Costo energia elettrica

Quanto costa un kWh?

Il consumo di energia elettrica si misura in kWh e comporta una spesa non indifferente: ecco quanto costa in media la bolletta annuale di una famiglia.

Costo Energia Elettrica: kWh e consumi

All'arrivo della bolletta della luce, fra le varie componenti che ne determinano l'importo, troveremo anche una voce relativa ai kWh. È questa l'unità di misura dell'energia elettrica e non fa altro che calcolare quali sono stati i nostri consumi su base oraria. Per questo è importante capire come funzionano i kWh e come influenzano il costo dell'energia elettrica. Vedremo in seguito a quanto ammonta la spesa media in Italia per l'elettricità, cercando di capire quali fattori entrano in gioco nel determinare l'importo in bolletta.

 

kWh: quanta luce consumiamo?

Una famiglia italiana media consuma ogni anno circa 2.700 kWh di energia elettrica. Parliamo di valori medi perché sono molti i fattori che entrano in gioco, producendo differenti situazioni. La bolletta è particolarmente influenzata dalle dimensioni della casa, dal numero dei componenti del nucleo familiare e soprattutto, dalle loro abitudini. È chiaro che, una gestione attenta delle luci di casa e degli elettrodomestici non farà altro che produrre risparmio energetico ed economico. 

Costo Energia Elettrica: kWh e variabili che influenzano la bolletta

2700 kWh corrispondono all'incirca a 650 euro, che ripartiti su base mensile producono una spesa di circa 55 euro. Ma le variabili alla base di questo calcolo sono tante. Infatti, se è vero che il costo medio dell'energia elettrica ammonta a 0,24 euro per ogni kWh, possiamo assistere anche a significative oscillazioni di prezzo. 

A determinare tali variazioni è, per cominciare, la potenza massima erogabile, se si tratta cioè di un impianto da 3, 4.5 o 6 kW. Maggiore è il potenziale di energia che la casa può reggere, maggiore sarà il costo su base oraria. 

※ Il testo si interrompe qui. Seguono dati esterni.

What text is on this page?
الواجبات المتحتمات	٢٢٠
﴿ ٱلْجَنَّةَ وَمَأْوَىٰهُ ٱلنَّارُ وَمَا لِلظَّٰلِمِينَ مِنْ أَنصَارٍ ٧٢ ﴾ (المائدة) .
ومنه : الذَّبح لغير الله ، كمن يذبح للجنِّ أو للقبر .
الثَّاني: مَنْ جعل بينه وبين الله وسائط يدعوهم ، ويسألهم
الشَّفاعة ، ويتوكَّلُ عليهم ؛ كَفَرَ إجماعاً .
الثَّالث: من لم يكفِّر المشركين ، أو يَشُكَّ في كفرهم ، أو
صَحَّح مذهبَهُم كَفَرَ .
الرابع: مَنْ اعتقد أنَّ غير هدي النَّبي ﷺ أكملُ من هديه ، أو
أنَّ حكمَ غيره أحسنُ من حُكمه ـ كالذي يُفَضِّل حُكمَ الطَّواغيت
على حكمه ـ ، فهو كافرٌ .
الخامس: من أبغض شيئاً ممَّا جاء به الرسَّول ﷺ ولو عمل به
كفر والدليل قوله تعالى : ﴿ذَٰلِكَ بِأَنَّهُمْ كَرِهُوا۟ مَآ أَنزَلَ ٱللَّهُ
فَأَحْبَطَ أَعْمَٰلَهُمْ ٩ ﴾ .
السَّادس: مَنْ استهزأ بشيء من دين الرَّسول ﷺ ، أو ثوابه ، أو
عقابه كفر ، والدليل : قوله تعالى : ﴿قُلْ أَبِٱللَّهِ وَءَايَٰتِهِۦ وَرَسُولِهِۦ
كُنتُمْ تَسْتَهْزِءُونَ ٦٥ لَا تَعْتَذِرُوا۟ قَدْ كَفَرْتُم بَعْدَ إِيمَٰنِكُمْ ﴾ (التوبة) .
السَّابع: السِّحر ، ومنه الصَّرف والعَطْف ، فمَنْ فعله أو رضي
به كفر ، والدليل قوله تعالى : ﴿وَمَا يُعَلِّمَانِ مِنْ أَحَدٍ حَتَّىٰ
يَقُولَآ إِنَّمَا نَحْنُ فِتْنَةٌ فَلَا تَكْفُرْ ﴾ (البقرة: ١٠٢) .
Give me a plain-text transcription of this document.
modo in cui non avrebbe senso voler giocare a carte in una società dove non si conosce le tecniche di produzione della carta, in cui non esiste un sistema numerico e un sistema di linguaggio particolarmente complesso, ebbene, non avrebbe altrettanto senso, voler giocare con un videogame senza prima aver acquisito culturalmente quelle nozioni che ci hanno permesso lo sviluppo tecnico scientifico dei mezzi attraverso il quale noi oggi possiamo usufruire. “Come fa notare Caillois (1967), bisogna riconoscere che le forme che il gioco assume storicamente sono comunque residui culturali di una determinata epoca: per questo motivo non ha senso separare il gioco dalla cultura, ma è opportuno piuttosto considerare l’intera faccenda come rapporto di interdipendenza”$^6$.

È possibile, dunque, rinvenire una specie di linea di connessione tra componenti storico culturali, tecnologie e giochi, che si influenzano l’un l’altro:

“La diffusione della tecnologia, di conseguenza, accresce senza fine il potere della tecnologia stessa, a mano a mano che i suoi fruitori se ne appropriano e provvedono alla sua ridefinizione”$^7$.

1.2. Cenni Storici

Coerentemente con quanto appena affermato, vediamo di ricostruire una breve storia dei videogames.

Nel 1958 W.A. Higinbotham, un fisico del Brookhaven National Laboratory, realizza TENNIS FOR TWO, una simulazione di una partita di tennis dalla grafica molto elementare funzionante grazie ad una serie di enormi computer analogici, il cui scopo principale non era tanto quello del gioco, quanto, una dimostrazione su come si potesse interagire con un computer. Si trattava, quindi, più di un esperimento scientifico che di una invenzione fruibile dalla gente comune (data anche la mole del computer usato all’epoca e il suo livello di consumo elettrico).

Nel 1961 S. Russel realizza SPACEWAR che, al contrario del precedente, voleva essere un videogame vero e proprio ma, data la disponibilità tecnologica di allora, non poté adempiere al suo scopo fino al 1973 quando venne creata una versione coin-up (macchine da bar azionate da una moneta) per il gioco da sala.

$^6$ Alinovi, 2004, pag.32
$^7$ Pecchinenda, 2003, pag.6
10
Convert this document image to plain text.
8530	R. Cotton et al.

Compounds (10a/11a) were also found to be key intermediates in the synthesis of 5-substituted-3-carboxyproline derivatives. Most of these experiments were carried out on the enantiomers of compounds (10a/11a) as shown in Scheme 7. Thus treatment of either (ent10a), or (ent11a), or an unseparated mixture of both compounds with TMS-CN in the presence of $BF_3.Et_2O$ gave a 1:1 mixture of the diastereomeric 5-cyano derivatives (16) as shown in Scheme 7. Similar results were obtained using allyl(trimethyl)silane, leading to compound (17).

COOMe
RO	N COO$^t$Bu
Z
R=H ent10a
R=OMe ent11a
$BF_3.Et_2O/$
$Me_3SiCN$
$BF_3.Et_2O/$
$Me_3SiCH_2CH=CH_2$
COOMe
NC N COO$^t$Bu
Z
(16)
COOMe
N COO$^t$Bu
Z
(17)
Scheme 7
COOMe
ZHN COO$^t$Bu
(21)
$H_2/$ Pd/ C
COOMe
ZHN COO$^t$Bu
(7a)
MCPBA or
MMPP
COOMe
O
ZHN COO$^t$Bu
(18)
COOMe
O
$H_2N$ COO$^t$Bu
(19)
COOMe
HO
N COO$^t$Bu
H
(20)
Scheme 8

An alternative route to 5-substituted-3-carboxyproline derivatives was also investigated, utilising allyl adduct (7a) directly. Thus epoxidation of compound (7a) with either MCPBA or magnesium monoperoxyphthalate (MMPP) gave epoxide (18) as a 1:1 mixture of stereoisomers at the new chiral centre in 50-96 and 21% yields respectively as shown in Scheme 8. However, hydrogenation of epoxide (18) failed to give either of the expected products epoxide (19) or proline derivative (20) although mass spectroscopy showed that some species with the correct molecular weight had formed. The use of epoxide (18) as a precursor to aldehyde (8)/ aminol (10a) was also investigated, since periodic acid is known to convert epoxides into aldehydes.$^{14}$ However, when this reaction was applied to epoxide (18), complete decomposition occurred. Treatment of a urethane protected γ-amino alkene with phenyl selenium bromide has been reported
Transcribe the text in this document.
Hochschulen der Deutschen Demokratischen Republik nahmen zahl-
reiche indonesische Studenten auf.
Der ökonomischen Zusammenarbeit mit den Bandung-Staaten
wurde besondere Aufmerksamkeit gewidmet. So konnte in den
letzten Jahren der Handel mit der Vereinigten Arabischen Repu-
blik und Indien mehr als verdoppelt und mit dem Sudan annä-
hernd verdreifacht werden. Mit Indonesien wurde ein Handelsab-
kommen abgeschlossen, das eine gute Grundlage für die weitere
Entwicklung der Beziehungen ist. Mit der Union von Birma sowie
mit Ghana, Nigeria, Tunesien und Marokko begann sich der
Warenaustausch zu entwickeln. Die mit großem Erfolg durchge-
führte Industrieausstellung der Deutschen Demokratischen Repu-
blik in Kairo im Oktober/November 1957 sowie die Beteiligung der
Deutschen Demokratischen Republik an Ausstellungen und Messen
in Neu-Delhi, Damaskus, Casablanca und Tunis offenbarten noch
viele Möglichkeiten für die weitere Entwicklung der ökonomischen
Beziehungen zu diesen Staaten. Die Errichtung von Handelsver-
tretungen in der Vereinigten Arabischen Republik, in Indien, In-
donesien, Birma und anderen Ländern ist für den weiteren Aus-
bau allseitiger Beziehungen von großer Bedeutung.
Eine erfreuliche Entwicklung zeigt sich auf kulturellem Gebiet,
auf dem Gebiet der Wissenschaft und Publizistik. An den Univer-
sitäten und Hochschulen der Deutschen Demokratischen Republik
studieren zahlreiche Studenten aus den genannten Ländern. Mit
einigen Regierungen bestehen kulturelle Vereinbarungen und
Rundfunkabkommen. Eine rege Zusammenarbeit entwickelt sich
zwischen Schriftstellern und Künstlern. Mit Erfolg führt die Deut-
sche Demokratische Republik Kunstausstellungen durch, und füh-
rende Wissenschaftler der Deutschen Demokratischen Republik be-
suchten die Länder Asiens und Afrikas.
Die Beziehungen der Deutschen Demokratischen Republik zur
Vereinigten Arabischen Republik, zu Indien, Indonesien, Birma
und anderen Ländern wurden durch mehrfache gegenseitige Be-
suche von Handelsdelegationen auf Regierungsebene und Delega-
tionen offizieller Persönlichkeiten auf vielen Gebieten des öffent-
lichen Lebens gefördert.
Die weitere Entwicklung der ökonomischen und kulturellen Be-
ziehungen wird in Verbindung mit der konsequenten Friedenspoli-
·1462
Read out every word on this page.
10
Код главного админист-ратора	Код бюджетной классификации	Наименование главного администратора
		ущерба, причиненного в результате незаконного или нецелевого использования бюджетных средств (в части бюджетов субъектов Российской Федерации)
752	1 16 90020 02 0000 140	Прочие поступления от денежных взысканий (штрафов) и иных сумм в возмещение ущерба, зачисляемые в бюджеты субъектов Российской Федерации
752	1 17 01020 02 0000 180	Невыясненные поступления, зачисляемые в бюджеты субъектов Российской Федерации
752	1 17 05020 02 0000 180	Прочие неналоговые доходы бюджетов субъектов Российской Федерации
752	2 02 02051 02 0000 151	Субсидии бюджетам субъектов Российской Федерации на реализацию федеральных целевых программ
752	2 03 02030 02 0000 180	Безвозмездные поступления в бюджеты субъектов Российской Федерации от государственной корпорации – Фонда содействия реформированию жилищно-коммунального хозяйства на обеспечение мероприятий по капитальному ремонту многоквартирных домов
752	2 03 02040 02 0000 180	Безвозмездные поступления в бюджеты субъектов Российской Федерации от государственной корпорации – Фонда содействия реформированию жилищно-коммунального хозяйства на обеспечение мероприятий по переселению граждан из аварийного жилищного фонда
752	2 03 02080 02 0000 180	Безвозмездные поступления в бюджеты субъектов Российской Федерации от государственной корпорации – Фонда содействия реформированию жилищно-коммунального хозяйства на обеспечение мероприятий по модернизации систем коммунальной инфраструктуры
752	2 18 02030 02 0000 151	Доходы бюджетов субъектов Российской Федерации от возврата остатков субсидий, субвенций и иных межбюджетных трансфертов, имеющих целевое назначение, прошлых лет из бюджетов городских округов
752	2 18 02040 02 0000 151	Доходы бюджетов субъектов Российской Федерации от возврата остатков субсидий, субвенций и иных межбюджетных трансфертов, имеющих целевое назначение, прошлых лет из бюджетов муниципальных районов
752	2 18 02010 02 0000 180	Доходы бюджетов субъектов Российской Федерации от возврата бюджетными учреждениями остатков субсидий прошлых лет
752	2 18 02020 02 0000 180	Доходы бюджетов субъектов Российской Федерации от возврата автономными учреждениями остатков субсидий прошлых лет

Anche i consumi effettivi, come è ovvio, influenzano la spesa finale, anche se non in modo regolare. Questo per via delle spese fisse presenti in bolletta che non variano se consumiamo 1.000 o 5.000 kWh all'anno. In tal senso, più energia useremo e più basso sarò il costo in kWh in proporzione. 

Infine, ad agire su tale importo è anche il fatto di essere residenti presso l'indirizzo al quale arrivano le bollette oppure solo domiciliati. Nel secondo caso, il prezzo sale ancora.

Regime di maggior tutela contro Libero mercato

Il calcolo precedente si basa sui consumi energetici legati al regime di maggior tutela che mette in atto una regolamentazione delle tariffe su base trimestrale ad opera dell'Autorità competente. Il mercato libero, al contrario, comprende quei gestori che decidono in autonomia le proprie tariffe. In tal senso, diventa difficile rilevare i prezzi medi perché soggetti a frequenti variazioni. In ogni caso, con il mercato libero, si riesce a risparmiare qualcosa in bolletta, in percentuale oscillante fra il 4% e l'8% in meno

Come si legge la bolletta: consumi e spese accessorie

I consumi energetici non sono l'unico fattore a entrare in gioco nel calcolo dell'importo finale. Dobbiamo, infatti considerare anche le spese accessorie, quali i servizi di rete e le imposte. Mentre le seconde sono regolate dall'Autorità competente, i primi racchiudono i costi di trasporto dell'energia, di gestione dei contatori elettrici e quelli legati alla lettura dei consumi. In media, i consumi elettrici effettivi pesano per circa la metà sulla bolletta, le imposte per il 13% mentre il rimanente 37% è appannaggio dei servizi di rete.